In truth, I had noticed the lumps some weeks ago; they sprouted strangely, one on each side of my chest. I’d thought they were a virus, a form of chicken pox perhaps, an ailment that would go away in a few days. But the lumps stayed. In fact, they grew. By the end of the month they took up all the space on my body, it seemed, and I knew everyone could see them.

I hid my lumpy chest as best as I could, wearing my elder sister’s loose sweaters over my school shirts. Finally I complained to my mother; I thought she would take me to the doctor for medication. Instead, she said that it was time for a bra.

Now I knew what a bra was; I had seen them in my mother’s drawers: uncomfortable-looking things that I wanted nothing to do with. I wouldn’t wear one, I told her. Absolutely not. I’d wrap an ace bandage tightly round my chest instead. It would hold down the lumps down until they disappeared.

“But the lumps are not disappearing,” she said. “You are 11 years old already…. The time when all girls everywhere begin developing.”
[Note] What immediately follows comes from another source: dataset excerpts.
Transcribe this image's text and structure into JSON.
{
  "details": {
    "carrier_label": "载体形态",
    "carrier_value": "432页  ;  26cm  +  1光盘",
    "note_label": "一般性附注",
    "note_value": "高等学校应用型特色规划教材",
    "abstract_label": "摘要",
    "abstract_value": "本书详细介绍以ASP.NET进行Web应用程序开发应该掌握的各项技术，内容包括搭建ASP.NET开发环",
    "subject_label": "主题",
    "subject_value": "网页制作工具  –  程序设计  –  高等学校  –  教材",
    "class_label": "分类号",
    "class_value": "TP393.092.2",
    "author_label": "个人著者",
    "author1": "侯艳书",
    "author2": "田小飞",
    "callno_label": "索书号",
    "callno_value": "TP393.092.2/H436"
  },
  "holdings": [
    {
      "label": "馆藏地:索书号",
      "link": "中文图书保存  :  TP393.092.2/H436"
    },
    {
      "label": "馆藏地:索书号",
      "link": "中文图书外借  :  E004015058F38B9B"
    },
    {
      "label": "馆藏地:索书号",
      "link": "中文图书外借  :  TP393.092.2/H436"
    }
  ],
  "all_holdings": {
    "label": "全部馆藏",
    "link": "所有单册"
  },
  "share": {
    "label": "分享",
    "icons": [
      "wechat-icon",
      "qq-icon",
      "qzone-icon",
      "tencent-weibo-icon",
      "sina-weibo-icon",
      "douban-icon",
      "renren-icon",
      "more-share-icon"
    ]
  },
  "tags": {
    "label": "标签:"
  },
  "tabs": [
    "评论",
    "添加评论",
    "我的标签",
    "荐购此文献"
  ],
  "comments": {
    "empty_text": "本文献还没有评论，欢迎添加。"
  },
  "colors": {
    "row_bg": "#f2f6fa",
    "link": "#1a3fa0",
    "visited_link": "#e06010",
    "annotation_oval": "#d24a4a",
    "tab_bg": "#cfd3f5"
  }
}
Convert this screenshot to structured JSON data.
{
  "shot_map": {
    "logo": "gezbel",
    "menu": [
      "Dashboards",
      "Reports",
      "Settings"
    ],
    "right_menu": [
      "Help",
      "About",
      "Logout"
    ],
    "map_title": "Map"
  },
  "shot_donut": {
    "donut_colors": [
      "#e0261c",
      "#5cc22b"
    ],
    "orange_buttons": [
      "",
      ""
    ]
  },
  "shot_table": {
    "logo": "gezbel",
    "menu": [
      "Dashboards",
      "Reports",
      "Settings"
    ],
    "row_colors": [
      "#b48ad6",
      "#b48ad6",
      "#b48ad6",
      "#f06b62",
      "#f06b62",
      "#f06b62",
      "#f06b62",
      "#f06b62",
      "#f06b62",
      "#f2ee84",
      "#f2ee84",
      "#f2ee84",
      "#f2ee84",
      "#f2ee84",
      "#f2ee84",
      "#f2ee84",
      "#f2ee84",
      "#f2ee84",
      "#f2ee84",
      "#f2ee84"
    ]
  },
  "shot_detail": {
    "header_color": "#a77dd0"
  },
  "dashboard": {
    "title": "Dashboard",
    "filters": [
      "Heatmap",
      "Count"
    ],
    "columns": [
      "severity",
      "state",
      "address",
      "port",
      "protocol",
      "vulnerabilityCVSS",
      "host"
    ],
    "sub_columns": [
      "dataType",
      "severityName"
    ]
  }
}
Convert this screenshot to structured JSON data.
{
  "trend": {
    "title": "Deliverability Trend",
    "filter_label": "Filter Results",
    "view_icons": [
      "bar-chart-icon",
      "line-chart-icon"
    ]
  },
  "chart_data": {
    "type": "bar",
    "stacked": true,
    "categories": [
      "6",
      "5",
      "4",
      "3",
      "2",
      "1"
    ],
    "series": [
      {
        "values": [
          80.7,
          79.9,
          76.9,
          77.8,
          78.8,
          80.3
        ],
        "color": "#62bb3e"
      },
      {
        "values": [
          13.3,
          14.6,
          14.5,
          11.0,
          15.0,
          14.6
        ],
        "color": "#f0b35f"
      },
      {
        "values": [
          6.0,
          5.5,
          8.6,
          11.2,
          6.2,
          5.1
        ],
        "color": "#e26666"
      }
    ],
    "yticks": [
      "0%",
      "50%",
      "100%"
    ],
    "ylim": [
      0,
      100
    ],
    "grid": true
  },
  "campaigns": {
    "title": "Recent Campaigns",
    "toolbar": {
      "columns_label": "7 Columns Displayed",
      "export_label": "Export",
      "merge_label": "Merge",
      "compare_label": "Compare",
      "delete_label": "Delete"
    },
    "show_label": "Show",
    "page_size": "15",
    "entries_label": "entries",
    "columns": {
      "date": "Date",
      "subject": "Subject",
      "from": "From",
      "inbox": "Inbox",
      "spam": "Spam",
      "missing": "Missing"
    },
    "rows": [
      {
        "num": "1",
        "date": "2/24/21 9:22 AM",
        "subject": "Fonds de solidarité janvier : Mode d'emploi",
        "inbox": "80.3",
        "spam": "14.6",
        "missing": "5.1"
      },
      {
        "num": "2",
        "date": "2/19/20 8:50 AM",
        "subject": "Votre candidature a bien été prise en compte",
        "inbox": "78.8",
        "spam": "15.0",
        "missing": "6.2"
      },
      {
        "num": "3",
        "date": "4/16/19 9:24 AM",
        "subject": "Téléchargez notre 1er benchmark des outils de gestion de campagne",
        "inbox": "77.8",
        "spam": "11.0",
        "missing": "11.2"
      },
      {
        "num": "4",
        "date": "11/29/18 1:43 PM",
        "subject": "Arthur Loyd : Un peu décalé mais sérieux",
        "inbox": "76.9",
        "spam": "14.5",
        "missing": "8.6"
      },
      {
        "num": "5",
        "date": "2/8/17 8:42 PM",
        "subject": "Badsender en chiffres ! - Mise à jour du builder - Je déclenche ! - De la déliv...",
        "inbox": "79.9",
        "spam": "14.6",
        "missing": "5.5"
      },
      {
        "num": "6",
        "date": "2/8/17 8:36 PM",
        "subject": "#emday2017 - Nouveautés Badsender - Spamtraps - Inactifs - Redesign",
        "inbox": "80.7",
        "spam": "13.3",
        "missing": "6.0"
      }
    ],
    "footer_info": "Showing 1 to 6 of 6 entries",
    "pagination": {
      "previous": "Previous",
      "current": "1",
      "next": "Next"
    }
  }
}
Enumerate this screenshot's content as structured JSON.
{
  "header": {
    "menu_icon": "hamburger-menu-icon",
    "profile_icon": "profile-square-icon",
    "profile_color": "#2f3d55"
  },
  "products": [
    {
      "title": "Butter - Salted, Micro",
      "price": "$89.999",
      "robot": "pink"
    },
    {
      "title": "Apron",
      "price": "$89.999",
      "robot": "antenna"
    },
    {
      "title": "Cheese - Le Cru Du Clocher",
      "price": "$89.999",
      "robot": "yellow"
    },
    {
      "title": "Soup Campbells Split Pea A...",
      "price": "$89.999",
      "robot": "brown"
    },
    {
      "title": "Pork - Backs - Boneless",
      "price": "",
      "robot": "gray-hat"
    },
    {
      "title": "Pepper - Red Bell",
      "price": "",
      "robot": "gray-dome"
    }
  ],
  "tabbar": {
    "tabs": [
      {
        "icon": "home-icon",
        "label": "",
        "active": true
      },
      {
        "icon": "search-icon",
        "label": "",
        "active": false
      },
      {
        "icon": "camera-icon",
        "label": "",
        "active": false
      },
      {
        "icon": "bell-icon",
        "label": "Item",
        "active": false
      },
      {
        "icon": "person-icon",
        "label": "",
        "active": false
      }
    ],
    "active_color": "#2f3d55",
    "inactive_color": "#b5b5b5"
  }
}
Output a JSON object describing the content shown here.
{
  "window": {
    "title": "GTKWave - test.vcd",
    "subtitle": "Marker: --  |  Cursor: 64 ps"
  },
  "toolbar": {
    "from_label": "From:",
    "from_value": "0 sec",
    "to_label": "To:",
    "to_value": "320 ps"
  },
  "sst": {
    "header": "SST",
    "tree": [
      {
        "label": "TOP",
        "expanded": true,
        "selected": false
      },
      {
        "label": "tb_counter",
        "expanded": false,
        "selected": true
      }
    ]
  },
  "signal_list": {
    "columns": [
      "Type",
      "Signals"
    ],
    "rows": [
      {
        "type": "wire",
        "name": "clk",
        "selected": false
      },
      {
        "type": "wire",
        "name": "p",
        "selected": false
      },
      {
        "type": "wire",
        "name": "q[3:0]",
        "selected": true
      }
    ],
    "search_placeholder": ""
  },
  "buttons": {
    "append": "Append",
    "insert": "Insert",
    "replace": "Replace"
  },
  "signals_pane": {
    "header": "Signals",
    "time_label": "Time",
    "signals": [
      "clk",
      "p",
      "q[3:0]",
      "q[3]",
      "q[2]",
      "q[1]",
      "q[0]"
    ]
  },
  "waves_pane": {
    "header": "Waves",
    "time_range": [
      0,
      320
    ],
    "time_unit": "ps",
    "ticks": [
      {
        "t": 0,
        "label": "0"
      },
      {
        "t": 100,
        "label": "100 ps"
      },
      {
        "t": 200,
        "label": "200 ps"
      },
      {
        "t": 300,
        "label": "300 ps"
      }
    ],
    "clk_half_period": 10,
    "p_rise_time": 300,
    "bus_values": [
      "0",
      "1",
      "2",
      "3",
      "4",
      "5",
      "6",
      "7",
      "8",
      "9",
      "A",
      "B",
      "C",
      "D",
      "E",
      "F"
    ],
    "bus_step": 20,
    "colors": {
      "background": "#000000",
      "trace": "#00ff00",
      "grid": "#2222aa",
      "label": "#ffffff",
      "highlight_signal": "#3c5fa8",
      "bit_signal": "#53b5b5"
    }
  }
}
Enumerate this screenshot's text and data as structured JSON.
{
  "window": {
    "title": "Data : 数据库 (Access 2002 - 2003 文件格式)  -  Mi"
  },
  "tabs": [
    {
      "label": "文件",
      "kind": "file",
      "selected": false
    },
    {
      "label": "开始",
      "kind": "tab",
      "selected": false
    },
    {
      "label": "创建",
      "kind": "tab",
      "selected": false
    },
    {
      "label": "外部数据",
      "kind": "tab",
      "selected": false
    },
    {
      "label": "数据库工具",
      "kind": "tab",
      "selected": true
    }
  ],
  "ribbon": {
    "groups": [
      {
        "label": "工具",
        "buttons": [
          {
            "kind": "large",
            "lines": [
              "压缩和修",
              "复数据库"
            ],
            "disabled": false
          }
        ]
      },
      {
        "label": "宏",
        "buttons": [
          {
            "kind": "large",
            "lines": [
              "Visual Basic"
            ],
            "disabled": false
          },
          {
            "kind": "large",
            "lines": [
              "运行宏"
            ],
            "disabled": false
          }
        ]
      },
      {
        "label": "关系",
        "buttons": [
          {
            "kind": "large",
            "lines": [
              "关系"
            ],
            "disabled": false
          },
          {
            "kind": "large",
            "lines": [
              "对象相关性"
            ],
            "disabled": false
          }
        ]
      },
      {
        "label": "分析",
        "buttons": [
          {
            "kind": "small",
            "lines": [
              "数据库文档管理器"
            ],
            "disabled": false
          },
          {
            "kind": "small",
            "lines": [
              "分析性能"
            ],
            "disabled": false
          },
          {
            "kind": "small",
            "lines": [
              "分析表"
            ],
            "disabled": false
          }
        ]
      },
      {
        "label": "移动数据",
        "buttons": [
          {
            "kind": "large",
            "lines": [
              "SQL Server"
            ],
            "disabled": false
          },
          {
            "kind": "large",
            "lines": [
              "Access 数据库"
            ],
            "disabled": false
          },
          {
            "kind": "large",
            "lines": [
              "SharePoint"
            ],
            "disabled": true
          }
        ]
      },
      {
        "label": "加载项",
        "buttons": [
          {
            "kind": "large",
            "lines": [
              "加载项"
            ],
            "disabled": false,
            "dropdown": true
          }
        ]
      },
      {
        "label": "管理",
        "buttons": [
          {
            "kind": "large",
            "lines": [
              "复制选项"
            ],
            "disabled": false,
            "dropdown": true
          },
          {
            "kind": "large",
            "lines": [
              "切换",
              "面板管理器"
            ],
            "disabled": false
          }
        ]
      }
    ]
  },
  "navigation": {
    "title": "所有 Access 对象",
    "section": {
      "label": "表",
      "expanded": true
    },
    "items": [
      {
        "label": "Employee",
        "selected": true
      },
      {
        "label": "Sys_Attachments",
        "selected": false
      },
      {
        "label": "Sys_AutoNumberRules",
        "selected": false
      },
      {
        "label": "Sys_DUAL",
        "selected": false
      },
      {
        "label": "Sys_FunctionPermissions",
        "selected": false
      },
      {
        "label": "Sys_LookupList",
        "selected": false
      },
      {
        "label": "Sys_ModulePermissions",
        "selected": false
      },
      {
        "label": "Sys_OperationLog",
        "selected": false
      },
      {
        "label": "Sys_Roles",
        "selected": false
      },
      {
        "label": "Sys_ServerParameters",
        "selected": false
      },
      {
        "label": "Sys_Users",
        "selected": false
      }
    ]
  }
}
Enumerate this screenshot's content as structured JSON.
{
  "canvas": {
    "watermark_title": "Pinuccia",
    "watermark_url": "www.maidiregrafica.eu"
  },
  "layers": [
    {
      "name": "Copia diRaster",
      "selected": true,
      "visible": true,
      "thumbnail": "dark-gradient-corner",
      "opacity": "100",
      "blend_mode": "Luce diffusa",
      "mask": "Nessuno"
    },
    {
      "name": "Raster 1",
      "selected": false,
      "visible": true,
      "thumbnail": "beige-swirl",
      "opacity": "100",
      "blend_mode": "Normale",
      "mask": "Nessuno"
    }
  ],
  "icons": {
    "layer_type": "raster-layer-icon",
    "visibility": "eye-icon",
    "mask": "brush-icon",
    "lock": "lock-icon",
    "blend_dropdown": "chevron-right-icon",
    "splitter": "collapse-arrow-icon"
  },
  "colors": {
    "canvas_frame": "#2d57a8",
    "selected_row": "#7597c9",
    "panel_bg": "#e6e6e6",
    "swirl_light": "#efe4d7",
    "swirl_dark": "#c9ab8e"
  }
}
That’s when I remembered that my elder sister, Tziri, had accompanied my mother to a mysterious place a few weeks earlier. When she came back, she locked herself in her room, acting strange for the next three days, as if hiding a secret crime.

Then it hit me.

“Did Tziri get her lump things a few weeks ago?” I asked angrily.

My mother stared at me. It was an immodest question to ask, I knew, but I didn’t care. She nodded vaguely.

I was furious. It wasn’t fair. If Tziri was born a year and a half before I was, it was only right that I should get my lumps a year and a half after she did. How could we possibly get our lumps at the same time? It was just like Tziri to pull a trick like this.